Às vezes, relendo meus próprios diários, percebo uma estranheza silenciosa na forma como escrevo. Digo que “meu cérebro cria” com a mesma naturalidade com que diria que “meu coração bombeia sangue” ou que “meus rins filtram impurezas”. Como se o cérebro fosse apenas mais um órgão cumprindo sua função, importante, sem dúvida, mas ainda assim um órgão. E, no entanto, basta essa escolha de palavras para insinuar algo curioso: se o cérebro é “meu”, então quem sou eu?
Há quem não veja aí problema algum. Para muitos, o “eu” coincide plenamente com o cérebro. O corpo inteiro se reduz a uma engenhoca de suporte, um traje biomecânico sofisticado destinado a proteger aquilo que realmente importa: o centro de processamento. Todo o resto é periférico.
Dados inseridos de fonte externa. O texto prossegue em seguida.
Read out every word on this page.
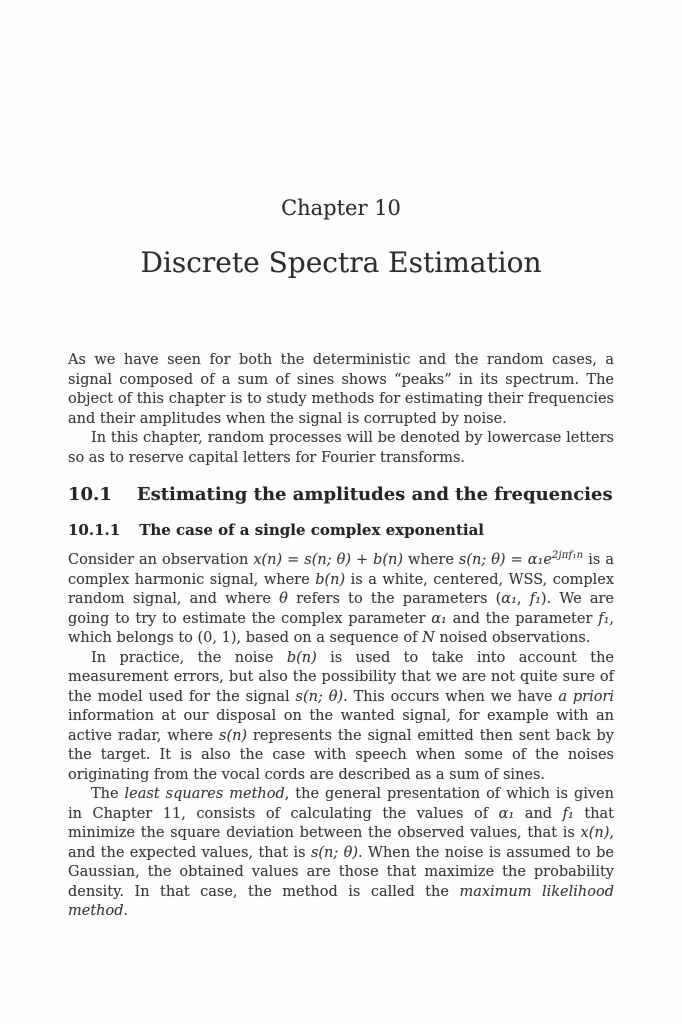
Chapter 10
Discrete Spectra Estimation

As we have seen for both the deterministic and the random cases, a signal composed of a sum of sines shows “peaks” in its spectrum. The object of this chapter is to study methods for estimating their frequencies and their amplitudes when the signal is corrupted by noise.

In this chapter, random processes will be denoted by lowercase letters so as to reserve capital letters for Fourier transforms.

10.1 Estimating the amplitudes and the frequencies
10.1.1 The case of a single complex exponential

Consider an observation x(n) = s(n; θ) + b(n) where s(n; $\theta) = \alpha_1e^{2j\pi f_1n}$ is a complex harmonic signal, where b(n) is a white, centered, WSS, complex random signal, and where θ refers to the parameters (α₁, f₁). We are going to try to estimate the complex parameter α₁ and the parameter f₁, which belongs to (0, 1), based on a sequence of N noised observations.

In practice, the noise b(n) is used to take into account the measurement errors, but also the possibility that we are not quite sure of the model used for the signal s(n; θ). This occurs when we have a priori information at our disposal on the wanted signal, for example with an active radar, where s(n) represents the signal emitted then sent back by the target. It is also the case with speech when some of the noises originating from the vocal cords are described as a sum of sines.

The least squares method, the general presentation of which is given in Chapter 11, consists of calculating the values of α₁ and f₁ that minimize the square deviation between the observed values, that is x(n), and the expected values, that is s(n; θ). When the noise is assumed to be Gaussian, the obtained values are those that maximize the probability density. In that case, the method is called the maximum likelihood method.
A pergunta que sempre me ocorre, porém, é simples e incômoda: isso é uma constatação científica ou apenas uma filosofia mal disfarçada de ciência?
Segundo essa visão, a consciência estaria contida dentro do cérebro, como uma chama produzida pelas reações químicas e elétricas que ali ocorrem. Pensar, sonhar, desejar; tudo seria efeito colateral de circuitos bem ajustados. Bastaria compreender o mecanismo, e o mistério estaria dissolvido. A subjetividade, então, não passaria de um subproduto elegante da matéria.
Outros propõem uma versão mais sofisticada da mesma ideia. Não negam a complexidade do fenômeno, mas afirmam que a consciência emerge quando a matéria se organiza de modo suficientemente elaborado. Um neurônio, isolado, nada pensa; bilhões deles, articulados de forma precisa, dariam origem à memória, ao pensamento, talvez até à autoconsciência. A mente não estaria nas partes, mas no arranjo. O nome disso é emergentismo, e há algo de intuitivamente sedutor nessa explicação.
Ainda assim, ela me parece insuficiente.
Creio que nossos “eus” são inseparáveis do corpo (e do cérebro, evidentemente), mas não se deixam encerrar nele. Há na experiência humana algo que não se explica apenas por complexidade acumulada. A consciência, longe de ser um acidente da matéria, parece apontar para uma profundidade maior. É por isso que afirmo, sem constrangimento, a existência objetiva da alma humana.
Não como um hóspede alojado no corpo, nem como um acessório espiritual acrescentado a uma máquina biológica. Corpo e alma não são duas realidades coladas à força, mas uma única unidade viva. A alma é o princípio que dá forma à matéria, que a faz ser não apenas corpo, mas corpo humano.
Essa compreensão não nasce de uma recusa da ciência, nem de desconfiança diante da neurociência e de seus avanços impressionantes. Pelo contrário: reconhecer a alma não diminui o cérebro; apenas o coloca em seu devido lugar. O cérebro é condição necessária para a vida consciente, mas não sua origem última. Ele viabiliza, media, sustenta. não cria o ser a partir do nada.
A tradição católica sempre insistiu que fé e razão não competem entre si. São caminhos distintos, mas convergentes. A ciência investiga mecanismos, processos, correlações observáveis. A razão, por sua vez, alcança aquilo que não se mede, porque não é quantidade, mas qualidade. Há dimensões da experiência humana que simplesmente não cabem em gráficos ou ressonâncias magnéticas.
Quando refletimos sobre verdades universais, princípios lógicos, escolhas morais ou sobre o fato surpreendente de sermos capazes de pensar sobre nós mesmos, entramos em um território que não se deixa reduzir a rearranjos materiais. Nenhum processo físico conhece a verdade enquanto verdade. Nenhum circuito escolhe o bem enquanto bem. Essas operações pertencem ao intelecto e à vontade, faculdades que ultrapassam o domínio do puramente material.
Isso não rebaixa o corpo; ao contrário. Para a visão católica, o corpo humano não é descartável nem secundário. Ele participa da dignidade da pessoa justamente porque é informado pela alma. A pessoa não “possui” um corpo como quem possui um objeto: ela é corpo e alma em unidade indissociável.
Talvez por isso essa concepção me pareça, no fim das contas, profundamente humana. Ela impede que nos tornemos apenas algoritmos orgânicos e, ao mesmo tempo, evita a fantasia de um espírito flutuando à margem da carne. O ser humano permanece um mistério; um mistério que se manifesta no corpo, mas que não se encerra nele.